Are these findings tenable with the physiology of LBBB and RV pacing? As illustrated in Fig. 1 by the authors, it is conceivable that in patients with LBBB the site of origin of LV activation is not dissimilar during sinus rhythm and RV apical pacing. Furthermore, animal studies have shown that the “sweet spot” of optimal LV pacing might actually be quite a large area of the lateral wall . Given that our ability to deliver CRT by multisite pacing is currently limited to biventricular pacing of the RV apex or septum and a limited number of LV lateral wall positions dictated by coronary venous anatomy, the finding of a consistent site of latest LV activation during native LBBB rhythms and RV pacing suggests a role for serendipity in addition to physiology in explaining the effects of CRT. All that contemporary CRT probably does is to correct a septal to lateral activation delay, and thus it produces the highest response rates in patients with the widest QRS complexes and LBBB. In these patients, imaging may offer little advantage over clinical criteria for the selection of patients for CRT. In fact, the adaptive CRT trial results suggest that CRT with an LV lead alone might produce even better results than biventricular pacing in patients with standard indications .
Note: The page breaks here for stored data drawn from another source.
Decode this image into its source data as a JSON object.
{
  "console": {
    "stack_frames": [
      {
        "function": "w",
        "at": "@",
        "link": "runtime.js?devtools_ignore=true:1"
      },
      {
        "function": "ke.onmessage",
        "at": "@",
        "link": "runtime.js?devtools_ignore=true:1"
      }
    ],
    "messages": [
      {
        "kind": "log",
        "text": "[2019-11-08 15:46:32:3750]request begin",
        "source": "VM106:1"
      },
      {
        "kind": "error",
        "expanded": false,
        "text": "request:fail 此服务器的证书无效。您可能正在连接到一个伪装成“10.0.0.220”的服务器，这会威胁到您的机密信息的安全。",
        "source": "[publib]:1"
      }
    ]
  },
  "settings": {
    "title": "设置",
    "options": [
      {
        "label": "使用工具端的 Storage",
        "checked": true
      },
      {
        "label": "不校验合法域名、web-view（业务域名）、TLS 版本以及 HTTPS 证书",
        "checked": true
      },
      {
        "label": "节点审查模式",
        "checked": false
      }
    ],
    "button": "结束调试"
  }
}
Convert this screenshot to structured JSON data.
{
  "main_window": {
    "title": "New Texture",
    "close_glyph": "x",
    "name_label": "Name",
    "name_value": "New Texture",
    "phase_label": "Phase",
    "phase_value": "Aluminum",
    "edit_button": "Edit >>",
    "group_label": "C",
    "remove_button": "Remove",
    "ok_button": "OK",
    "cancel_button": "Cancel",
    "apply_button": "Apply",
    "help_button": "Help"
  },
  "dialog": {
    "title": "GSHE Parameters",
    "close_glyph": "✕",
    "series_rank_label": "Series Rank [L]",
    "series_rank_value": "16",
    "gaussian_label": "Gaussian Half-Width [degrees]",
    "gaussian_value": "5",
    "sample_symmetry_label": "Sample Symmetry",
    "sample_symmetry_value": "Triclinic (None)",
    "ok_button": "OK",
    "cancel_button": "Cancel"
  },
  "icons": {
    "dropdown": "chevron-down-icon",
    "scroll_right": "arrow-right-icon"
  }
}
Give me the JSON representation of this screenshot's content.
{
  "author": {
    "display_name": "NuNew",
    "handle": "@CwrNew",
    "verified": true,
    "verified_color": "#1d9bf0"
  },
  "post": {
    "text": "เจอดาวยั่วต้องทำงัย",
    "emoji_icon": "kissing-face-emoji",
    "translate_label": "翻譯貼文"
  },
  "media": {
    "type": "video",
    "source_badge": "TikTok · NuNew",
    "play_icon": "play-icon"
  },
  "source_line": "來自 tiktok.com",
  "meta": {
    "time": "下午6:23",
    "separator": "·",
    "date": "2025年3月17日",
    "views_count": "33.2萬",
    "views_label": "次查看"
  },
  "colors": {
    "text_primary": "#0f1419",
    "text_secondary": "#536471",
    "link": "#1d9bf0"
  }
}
It must be remembered that the study by Hung and colleagues is a small one with a relatively homogeneous population. Elegant studies have demonstrated that left-sided septal activation and its subsequent spread to the LV free wall may in fact vary among patients with LV systolic dysfunction and LBBB [15, 16]. Rodriguez and colleagues showed that LV activation in patients with LBBB could occur either by slow conduction from branches of the left bundle or by right-to-left transseptal conduction. Additional conduction delay beyond the bundle branch occurred within the LV myocardium in scarred or myopathy ventricles. However, in all 12 patients with LBBB in that study, the latest LV activation occurred in the posterobasal or posterolateral wall . Thus, larger studies may in fact confirm the generalizability of the findings of Hung and colleagues. In the meantime, the authors should be commended for using a creative protocol to explore a logical question.